The site, which hosts a range of family tombs and graves of more than 2,000 years old, is expected to take another five years to excavate.

Antiquities minister Khaled El-Enany said on Saturday the discovery near Tuna al-Gabal, south of Cairo, consisted of a large number of burial shafts dating from the late Pharaonic period to the early Ptolomaic era.

In 2017, the ministry found a necropolis holding at least 17 mummies in the area of Tuna al-Gabal. a vast archaeological site on the edge of the western desert.

The area is also known to include tombs, a funerary building and a large necropolis for thousands of mummified ibis and baboon birds, as well as other animals.

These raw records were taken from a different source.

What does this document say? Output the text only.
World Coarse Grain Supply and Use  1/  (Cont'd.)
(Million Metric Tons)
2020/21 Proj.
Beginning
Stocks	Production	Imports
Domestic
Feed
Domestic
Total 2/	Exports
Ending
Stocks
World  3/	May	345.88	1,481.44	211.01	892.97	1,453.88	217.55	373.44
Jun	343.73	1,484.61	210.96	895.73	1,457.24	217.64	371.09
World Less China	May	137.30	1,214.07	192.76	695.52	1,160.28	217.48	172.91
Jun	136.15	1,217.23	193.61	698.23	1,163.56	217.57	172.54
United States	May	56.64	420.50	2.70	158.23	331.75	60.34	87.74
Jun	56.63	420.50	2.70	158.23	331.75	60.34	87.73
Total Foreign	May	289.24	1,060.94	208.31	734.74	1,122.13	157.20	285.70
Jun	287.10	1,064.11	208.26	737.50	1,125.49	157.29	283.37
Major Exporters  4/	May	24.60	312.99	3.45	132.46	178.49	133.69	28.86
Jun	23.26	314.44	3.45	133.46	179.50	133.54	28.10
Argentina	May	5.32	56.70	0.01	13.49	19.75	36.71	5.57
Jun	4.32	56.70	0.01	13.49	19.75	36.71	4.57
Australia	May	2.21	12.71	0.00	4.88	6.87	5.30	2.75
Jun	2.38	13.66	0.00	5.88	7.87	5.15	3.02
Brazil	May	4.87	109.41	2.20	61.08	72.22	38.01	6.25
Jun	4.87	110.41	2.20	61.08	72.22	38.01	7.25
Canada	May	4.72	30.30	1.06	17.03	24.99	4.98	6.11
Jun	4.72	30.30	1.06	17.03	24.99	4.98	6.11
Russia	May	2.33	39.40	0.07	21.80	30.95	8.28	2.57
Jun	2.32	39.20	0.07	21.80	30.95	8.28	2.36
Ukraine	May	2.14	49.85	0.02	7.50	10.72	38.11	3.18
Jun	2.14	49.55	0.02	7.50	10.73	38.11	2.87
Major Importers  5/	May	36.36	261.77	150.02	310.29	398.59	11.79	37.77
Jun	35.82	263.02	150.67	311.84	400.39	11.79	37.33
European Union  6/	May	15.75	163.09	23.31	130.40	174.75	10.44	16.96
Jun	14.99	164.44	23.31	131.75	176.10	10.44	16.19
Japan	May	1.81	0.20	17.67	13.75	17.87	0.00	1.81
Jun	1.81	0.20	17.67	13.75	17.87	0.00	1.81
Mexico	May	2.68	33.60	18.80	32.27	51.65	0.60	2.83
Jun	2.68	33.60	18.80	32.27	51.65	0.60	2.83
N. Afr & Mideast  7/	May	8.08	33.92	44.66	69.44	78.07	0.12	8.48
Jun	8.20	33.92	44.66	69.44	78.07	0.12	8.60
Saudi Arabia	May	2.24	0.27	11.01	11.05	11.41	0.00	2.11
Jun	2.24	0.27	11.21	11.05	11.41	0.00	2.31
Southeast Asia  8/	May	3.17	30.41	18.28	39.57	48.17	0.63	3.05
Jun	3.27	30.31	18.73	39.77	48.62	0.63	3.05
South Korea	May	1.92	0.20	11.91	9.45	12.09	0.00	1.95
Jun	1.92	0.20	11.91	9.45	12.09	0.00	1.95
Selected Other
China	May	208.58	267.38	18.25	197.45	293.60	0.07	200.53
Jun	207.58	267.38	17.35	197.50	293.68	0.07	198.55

"It's only the beginning," said Enany. "We are very soon going to add a new archaeological attraction to Middle Egypt."

Egypt hopes the new finds can help revive tourism which was hit hard by political turmoil following the 2011 uprising.

The number of tourists visiting the country rose 54 percent to 8.3 million last year, still below the 14.7 million who came in 2010.

Archaeologists started excavation work in the area late last year and found tombs belonging to priests of Thoth, the ancient god of the moon and wisdom.

One tomb includes more than 1,000 statues and four well preserved alabaster canopic jars inscribed with hieroglyphics and designed to hold the mummified internal organs of their owner - Thoth.

The priest's mummy was also found decorated with blue and red beads and bronze gilded sheets.

Another tomb includes several coffins, statues depicting ancient priests and other funerary artefacts.

Mostafa Waziri, head of the archaeological mission, says eight tombs have been uncovered so far and he expects more will be discovered soon.

40 stone coffins, believed to belong to the priest's family members and a necklace charm bearing the hieroglyphic inscription "happy new year" have also been found.

Mostafa Waziri said the scarab charm had been unearthed last New Year's Eve in a "wonderful coincidence".